Maltzer also emphasized several times that while Next Chapter Neighborhoods rents single-family homes, they are not the same as corporate hedge funds that purchase and rent out formerly owner-occupied single-family homes.

“We build new products. We’re not affecting the existing [homes],” Maltzer said.

Nelson acknowledged Next Chapter is different, though they are still a corporation renting homes to residents. Statistics show that eventually nearly 40% of all single-family homes will be owned by institutional investors.

“How much do you guys want to accelerate that trend in Greenwood?” Nelson asked rhetorically.

The Next Chapter is new in Central Indiana, and there’s no way to say if they would’ve been managing the property forever, he said.

“They can easily turn around and sell it to a group that does not care about a great community and is not the best at maintenance,” Nelson said.

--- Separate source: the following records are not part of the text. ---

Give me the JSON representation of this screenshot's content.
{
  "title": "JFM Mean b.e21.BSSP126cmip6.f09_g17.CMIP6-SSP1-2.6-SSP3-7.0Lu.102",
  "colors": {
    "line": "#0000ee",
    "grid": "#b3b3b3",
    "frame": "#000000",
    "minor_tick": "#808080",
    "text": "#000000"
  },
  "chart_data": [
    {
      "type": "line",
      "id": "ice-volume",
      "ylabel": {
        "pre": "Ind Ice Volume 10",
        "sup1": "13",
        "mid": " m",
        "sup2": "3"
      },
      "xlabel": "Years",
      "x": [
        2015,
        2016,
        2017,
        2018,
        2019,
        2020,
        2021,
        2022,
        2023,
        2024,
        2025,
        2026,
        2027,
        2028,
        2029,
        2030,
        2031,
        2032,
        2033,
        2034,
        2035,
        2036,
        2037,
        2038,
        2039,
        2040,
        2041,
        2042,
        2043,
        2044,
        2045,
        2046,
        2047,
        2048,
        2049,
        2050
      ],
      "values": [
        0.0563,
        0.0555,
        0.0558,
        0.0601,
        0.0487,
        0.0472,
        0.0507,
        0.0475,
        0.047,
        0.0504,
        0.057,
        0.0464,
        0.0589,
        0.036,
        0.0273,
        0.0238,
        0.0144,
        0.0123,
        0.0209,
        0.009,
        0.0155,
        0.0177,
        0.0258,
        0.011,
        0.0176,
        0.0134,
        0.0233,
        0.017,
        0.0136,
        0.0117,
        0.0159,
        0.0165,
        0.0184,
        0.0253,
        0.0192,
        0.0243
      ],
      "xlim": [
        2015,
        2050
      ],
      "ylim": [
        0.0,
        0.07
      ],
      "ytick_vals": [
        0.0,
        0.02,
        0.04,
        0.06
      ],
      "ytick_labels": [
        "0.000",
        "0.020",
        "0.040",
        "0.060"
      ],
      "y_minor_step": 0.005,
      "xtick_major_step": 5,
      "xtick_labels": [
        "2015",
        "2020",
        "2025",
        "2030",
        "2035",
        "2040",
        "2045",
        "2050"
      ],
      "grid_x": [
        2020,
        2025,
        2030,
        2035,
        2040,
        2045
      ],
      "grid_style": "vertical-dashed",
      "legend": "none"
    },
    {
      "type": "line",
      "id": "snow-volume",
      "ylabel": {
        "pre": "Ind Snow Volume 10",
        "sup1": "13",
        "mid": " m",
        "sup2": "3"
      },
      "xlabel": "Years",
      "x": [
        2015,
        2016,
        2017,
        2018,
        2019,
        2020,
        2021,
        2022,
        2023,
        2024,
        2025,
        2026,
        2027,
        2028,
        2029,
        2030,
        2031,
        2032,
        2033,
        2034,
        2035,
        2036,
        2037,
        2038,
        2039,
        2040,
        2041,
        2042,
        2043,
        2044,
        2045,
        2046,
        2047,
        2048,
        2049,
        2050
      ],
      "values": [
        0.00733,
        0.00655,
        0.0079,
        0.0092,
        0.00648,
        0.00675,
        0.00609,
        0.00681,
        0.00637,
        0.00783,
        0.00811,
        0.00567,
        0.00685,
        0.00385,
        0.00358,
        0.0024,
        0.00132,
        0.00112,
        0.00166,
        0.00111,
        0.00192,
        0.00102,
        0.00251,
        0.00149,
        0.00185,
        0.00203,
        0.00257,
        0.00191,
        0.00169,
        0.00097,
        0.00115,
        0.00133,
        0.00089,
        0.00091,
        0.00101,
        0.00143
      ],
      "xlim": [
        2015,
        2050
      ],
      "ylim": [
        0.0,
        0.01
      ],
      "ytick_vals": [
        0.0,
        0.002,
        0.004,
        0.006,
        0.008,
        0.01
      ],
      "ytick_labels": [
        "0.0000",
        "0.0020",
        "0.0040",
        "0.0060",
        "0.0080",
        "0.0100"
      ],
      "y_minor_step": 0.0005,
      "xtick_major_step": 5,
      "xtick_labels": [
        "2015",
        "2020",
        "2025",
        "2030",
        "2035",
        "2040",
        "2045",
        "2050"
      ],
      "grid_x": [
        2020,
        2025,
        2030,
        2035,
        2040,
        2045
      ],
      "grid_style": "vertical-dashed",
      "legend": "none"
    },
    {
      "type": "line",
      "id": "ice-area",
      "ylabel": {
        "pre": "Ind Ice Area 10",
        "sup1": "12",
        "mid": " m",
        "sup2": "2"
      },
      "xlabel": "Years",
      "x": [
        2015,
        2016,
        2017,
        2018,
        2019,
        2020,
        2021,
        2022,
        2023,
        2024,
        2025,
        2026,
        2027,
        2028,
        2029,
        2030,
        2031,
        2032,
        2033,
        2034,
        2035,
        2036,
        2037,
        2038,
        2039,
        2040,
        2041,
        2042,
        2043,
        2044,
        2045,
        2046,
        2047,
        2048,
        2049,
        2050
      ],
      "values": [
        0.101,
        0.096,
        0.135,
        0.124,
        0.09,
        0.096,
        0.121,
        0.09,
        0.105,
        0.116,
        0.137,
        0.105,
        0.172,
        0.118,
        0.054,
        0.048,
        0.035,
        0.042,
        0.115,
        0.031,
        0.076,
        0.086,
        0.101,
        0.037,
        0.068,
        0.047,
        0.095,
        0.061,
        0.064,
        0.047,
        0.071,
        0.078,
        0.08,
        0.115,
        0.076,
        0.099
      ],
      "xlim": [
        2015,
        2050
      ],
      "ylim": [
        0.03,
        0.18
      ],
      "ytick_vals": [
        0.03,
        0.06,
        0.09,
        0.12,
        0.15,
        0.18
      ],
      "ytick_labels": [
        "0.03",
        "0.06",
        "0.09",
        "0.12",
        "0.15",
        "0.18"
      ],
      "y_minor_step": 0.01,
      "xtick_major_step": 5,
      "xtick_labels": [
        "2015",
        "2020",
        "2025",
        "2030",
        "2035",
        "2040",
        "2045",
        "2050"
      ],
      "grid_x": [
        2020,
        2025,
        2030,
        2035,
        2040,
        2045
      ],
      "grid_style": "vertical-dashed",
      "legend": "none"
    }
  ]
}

Following questioning from council member Steve Moan, Maltzer later admitted that the developer had sold their two of their four developments, leading to groans of displeasure from several council members.

He also said that “yes” Next Chapter has investors.

“We have investors, and I hate to break it to you, Gabe, almost every housing development [has] people looking to make a profit,” Maltzer said. “This was not government subsidized, so you don’t have to worry about that. So yes, I have no shame in saying we’re in it to make a profit. Absolutely.”

A home-buyer on the city’s east side, council member Michael Williams has had his own struggles trying to find a home within his family’s price range. The city needs single-family homes, not rentals, he said.

“This is fresh land. It’s on the edge of town,” Williams said. “We don’t have to determine the future right now with a project that’s not the right fit.”

Council member Dave Lekse, who was the only yes vote for the annexation, liked the proposal and previously voted in favor of the plan commission’s favorable recommendation. It’s an alternative housing option that offers a needed supply, he said.

Editor’s note: A correction to a passage talking about the rent amount of the Fort Wayne property was added.